Enseigner la culture religieuse dans l’école laïque
En 1943, dans son ouvrage L’Enracinement publié de manière posthume en 1949 par Albert Camus, la jeune philosophe et enseignante Simone Weil, farouche ennemie de tous les sectarismes politiques et religieux et servante passionnée de l’enseignement public, écrivait ces lignes :
Une âme jeune qui s’éveille à la pensée a besoin du trésor amassé par l’espèce humaine au cours des siècles. On fait tort à un enfant quand on l’élève dans un christianisme étroit qui l’empêche de jamais devenir capable de s’apercevoir qu’il y a des trésors d’or pur dans les civilisations non-chrétiennes. L’éducation laïque fait aux enfants un tort plus grand. Elle dissimule ces trésors et ceux du christianisme en plus.
Après avoir mis en garde contre la tentation étroitement partisane de certaines institutions catholiques, Simone Weil vilipende les excès d’un laïcisme militant lorsqu’il exclut les "trésors" de toutes les grandes traditions spirituelles. Le mal est donc ancien, et je ne comprends guère que certains "laïques" puissent aujourd’hui s’enorgueillir de cet "analphabétisme religieux" si répandu et qu’ils nomment à tort "neutralité".
Un trésor privilégié
Cela dit, comme le reconnaîtra plus tard Régis Debray dans son rapport sur L’enseignement du fait religieux dans l’école de la République (2002), la culture chrétienne imprègne d’une manière particulière les sociétés occidentales. Simone Weil poursuit :
Il est absurde au plus haut point qu’un bachelier français ait pris connaissance de poèmes du Moyen Âge, de Polyeucte, d’Athalie, de Phèdre, de Pascal, de Lamartine, de doctrines philosophiques imprégnées de christianisme comme celles de Descartes et de Kant, de la Divine Comédie ou du Paradise Lost, et qu’il n’ait jamais ouvert la Bible.

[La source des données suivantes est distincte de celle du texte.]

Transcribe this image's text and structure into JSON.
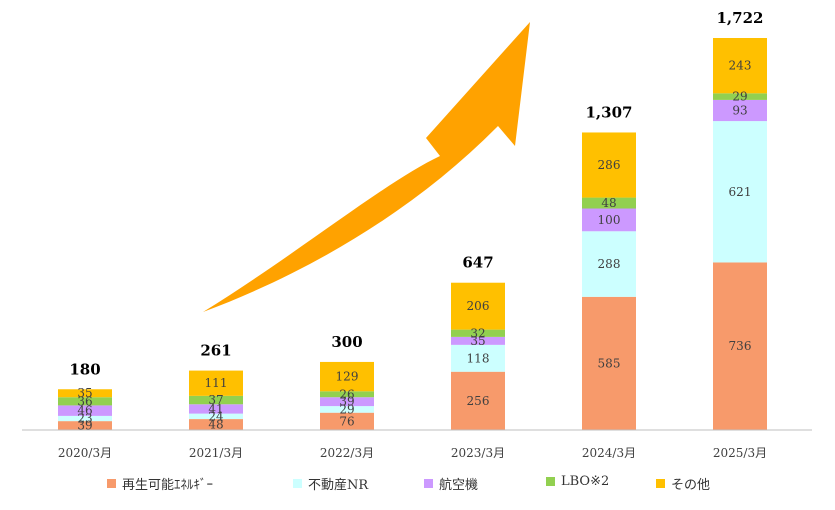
{
  "chart_data": {
    "type": "bar",
    "stacked": true,
    "title": "",
    "xlabel": "",
    "ylabel": "",
    "ylim": [
      0,
      1750
    ],
    "grid": false,
    "legend_position": "bottom",
    "categories": [
      "2020/3月",
      "2021/3月",
      "2022/3月",
      "2023/3月",
      "2024/3月",
      "2025/3月"
    ],
    "totals": [
      "180",
      "261",
      "300",
      "647",
      "1,307",
      "1,722"
    ],
    "series": [
      {
        "name": "再生可能ｴﾈﾙｷﾞｰ",
        "color": "#F79A6B",
        "values": [
          39,
          48,
          76,
          256,
          585,
          736
        ]
      },
      {
        "name": "不動産NR",
        "color": "#CCFFFF",
        "values": [
          23,
          24,
          29,
          118,
          288,
          621
        ]
      },
      {
        "name": "航空機",
        "color": "#CC99FF",
        "values": [
          46,
          41,
          39,
          35,
          100,
          93
        ]
      },
      {
        "name": "LBO※2",
        "color": "#92D050",
        "values": [
          36,
          37,
          26,
          32,
          48,
          29
        ]
      },
      {
        "name": "その他",
        "color": "#FFC000",
        "values": [
          35,
          111,
          129,
          206,
          286,
          243
        ]
      }
    ],
    "annotation": {
      "type": "growth-arrow",
      "color": "#FFA200"
    }
  }
}
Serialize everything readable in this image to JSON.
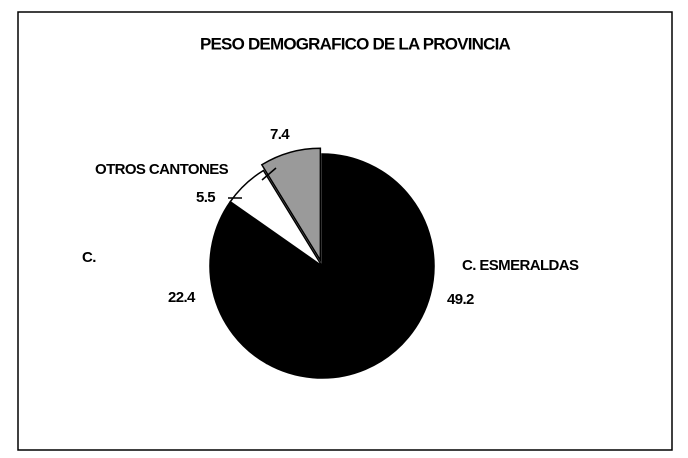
{
  "chart_data": {
    "type": "pie",
    "title": "PESO DEMOGRAFICO DE LA PROVINCIA",
    "categories": [
      "C. ESMERALDAS",
      "C.",
      "OTROS CANTONES",
      null
    ],
    "values": [
      49.2,
      22.4,
      5.5,
      7.4
    ],
    "colors": [
      "#000000",
      "#000000",
      "#ffffff",
      "#9a9a9a"
    ]
  }
}
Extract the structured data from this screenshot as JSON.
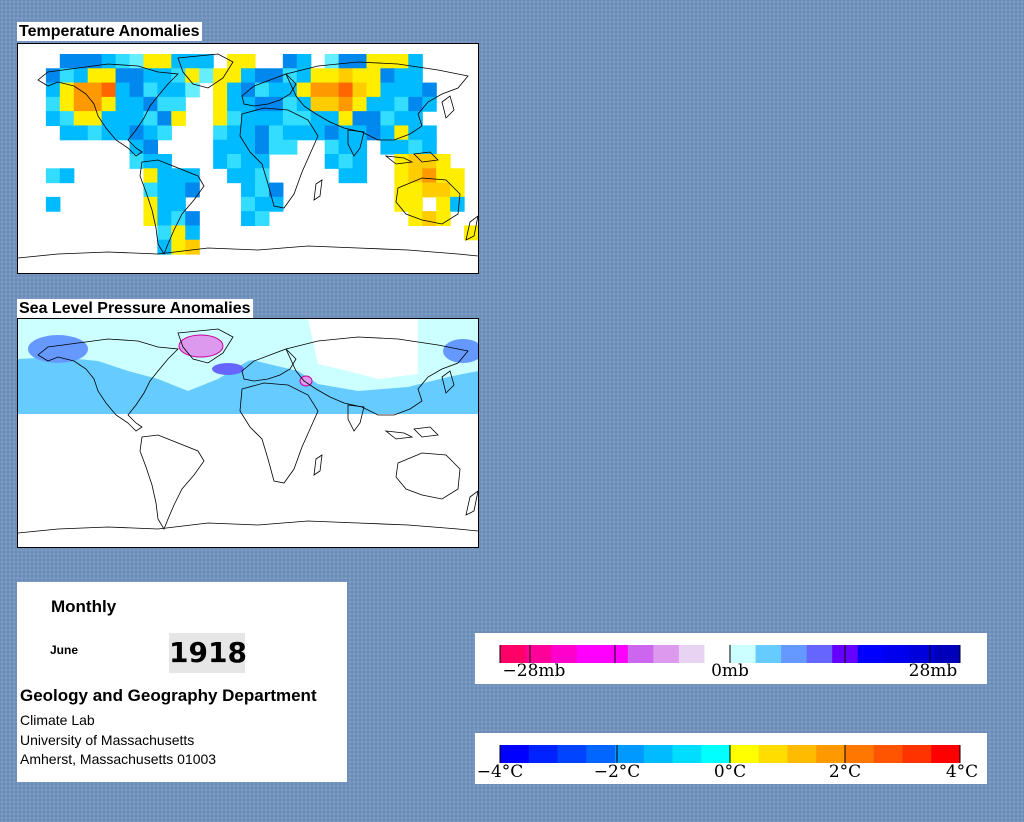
{
  "temperature_map": {
    "title": "Temperature Anomalies"
  },
  "pressure_map": {
    "title": "Sea Level Pressure Anomalies"
  },
  "info": {
    "period": "Monthly",
    "month": "June",
    "year": "1918",
    "department": "Geology and Geography Department",
    "lab": "Climate Lab",
    "university": "University of Massachusetts",
    "address": "Amherst, Massachusetts 01003"
  },
  "pressure_legend": {
    "colors": [
      "#ff0066",
      "#ff0099",
      "#ff00cc",
      "#ff00ff",
      "#ff00ff",
      "#cc66ee",
      "#dd99ee",
      "#e8d4f2",
      "#ffffff",
      "#ccffff",
      "#66ccff",
      "#6699ff",
      "#6666ff",
      "#6600ff",
      "#0000ff",
      "#0000ee",
      "#0000dd",
      "#0000bb"
    ],
    "labels": [
      "−28mb",
      "0mb",
      "28mb"
    ]
  },
  "temperature_legend": {
    "colors": [
      "#0000ff",
      "#0022ff",
      "#0044ff",
      "#0066ff",
      "#0099ff",
      "#00bbff",
      "#00ddff",
      "#00ffff",
      "#ffff00",
      "#ffdd00",
      "#ffbb00",
      "#ff9900",
      "#ff7700",
      "#ff5500",
      "#ff3300",
      "#ff0000"
    ],
    "labels": [
      "−4°C",
      "−2°C",
      "0°C",
      "2°C",
      "4°C"
    ]
  }
}
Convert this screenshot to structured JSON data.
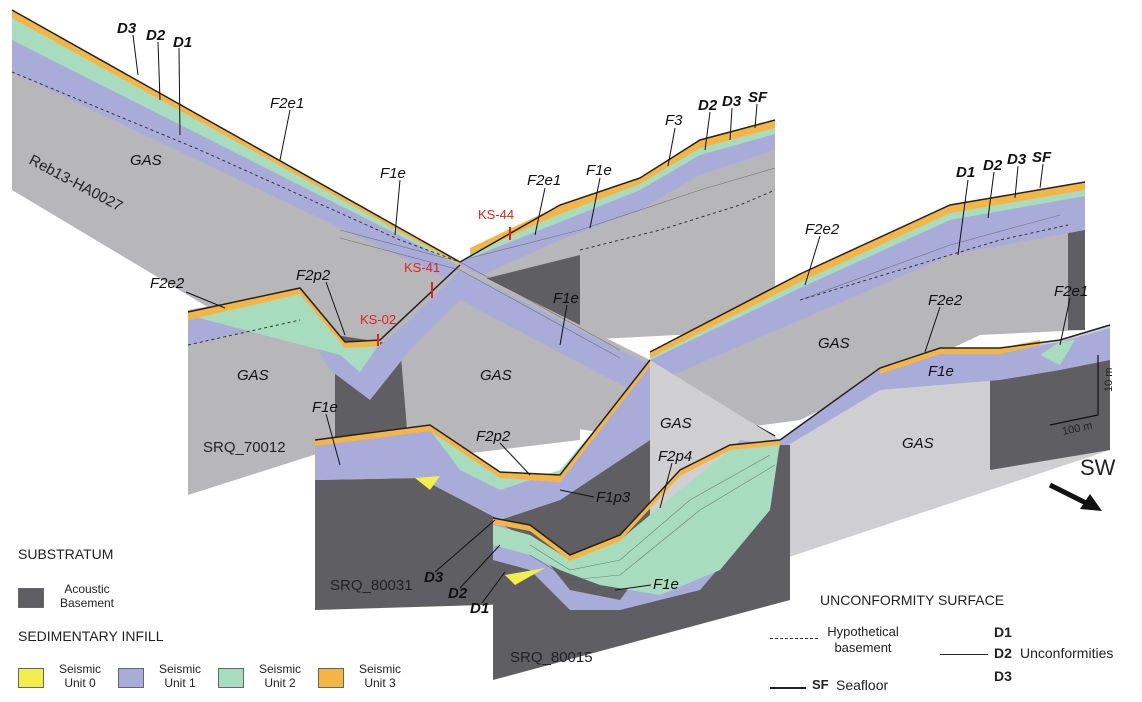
{
  "colors": {
    "gas": "#b7b7b9",
    "gas_light": "#cfcfd1",
    "basement": "#5f5f63",
    "unit0": "#f2ee4d",
    "unit1": "#a9acd9",
    "unit2": "#a8dcbf",
    "unit3": "#f5b545",
    "red": "#e0241b"
  },
  "profiles": {
    "reb": "Reb13-HA0027",
    "p70012": "SRQ_70012",
    "p80031": "SRQ_80031",
    "p80015": "SRQ_80015"
  },
  "sites": {
    "ks44": "KS-44",
    "ks41": "KS-41",
    "ks02": "KS-02"
  },
  "units": {
    "F2e1": "F2e1",
    "F2e2": "F2e2",
    "F1e": "F1e",
    "F2p2": "F2p2",
    "F3": "F3",
    "F1p3": "F1p3",
    "F2p4": "F2p4",
    "GAS": "GAS",
    "D1": "D1",
    "D2": "D2",
    "D3": "D3",
    "SF": "SF"
  },
  "scale": {
    "vertical": "10 m",
    "horizontal": "100 m"
  },
  "direction": "SW",
  "legend": {
    "substratum_title": "SUBSTRATUM",
    "acoustic_line1": "Acoustic",
    "acoustic_line2": "Basement",
    "infill_title": "SEDIMENTARY INFILL",
    "seismic": "Seismic",
    "unit0": "Unit 0",
    "unit1": "Unit 1",
    "unit2": "Unit 2",
    "unit3": "Unit 3",
    "unconformity_title": "UNCONFORMITY SURFACE",
    "hypo_line1": "Hypothetical",
    "hypo_line2": "basement",
    "d1": "D1",
    "d2": "D2",
    "d3": "D3",
    "unconformities": "Unconformities",
    "sf": "SF",
    "seafloor": "Seafloor"
  }
}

C’est bien dans l’école publique que la philosophe préconise d’ "inclure dans l’enseignement de tous les degrés, pour les enfants déjà un peu grands, des cours qu’on pourrait étiqueter, par exemple, d’histoire religieuse". Si, dans la logique de neutralité de cette école, elle recommande de "regarder [le christianisme] comme un trésor de la pensée humaine parmi d’autres", pour autant son importance spécifique pour comprendre la culture occidentale oblige à l’enseigner de manière privilégiée, dans un effort d’intelligence à la fois empathique et distancié : "On ferait lire aux enfants des passages de l’Ecriture, et par-dessus tout l’Evangile. On commenterait dans l’esprit même du texte, comme il faut toujours faire." On est bien loin, non seulement d’une censure systématique du fait religieux, mais aussi d’une muséographie tout extérieure des diverses religions, présentées comme derniers reliquats des âges obscurs.
Du côté des écoles catholiques
Qu’en est-il des établissements catholiques ? En tant qu’associés à l’État par la loi Debré (1959), ils pourraient montrer la voie que l’enseignement public peine à emprunter, en honorant les dimensions religieuses des diverses disciplines, selon les recommandations (peu suivies) du rapport Debray. Mais en tant qu’établissements libres, jouissant de la possibilité d’activités spécifiques (confessionnelles ou non), pourquoi ne répondraient-ils pas à l’analphabétisme religieux des élèves de manière plus systématique ? Ils pourraient alors s’inspirer des recommandations que Simone Weil formulait, sous la forme de cours spécifiques et obligatoires de culture religieuse, clairement distincts d’une catéchèse. De tels cours devraient alors vérifier deux conditions. Premièrement, donnant à connaître l’importance du fait religieux dans la culture, ils s’adressent à l’intelligence des élèves, sans présupposer une quelconque adhésion de foi ou position spirituelle chez ceux-ci. Cela n’empêche pas le professeur d’aborder le phénomène religieux dans ce qu’il a de plus intime. Ainsi, le Mémorial retraçant l’illumination mystique de Pascal figurait-il comme objet d’étude dans le célèbre et aconfessionnel Lagarde et Michard.
Deuxième condition : accordant à la culture chrétienne une place primordiale, du fait de ses liens avec l’histoire occidentale, mais aussi de la mission chrétienne de l’établissement, ces cours doivent assumer une position d’ouverture éclairée vis-à-vis des autres traditions, de l’athéisme, et de toutes les questions et objections venues des élèves.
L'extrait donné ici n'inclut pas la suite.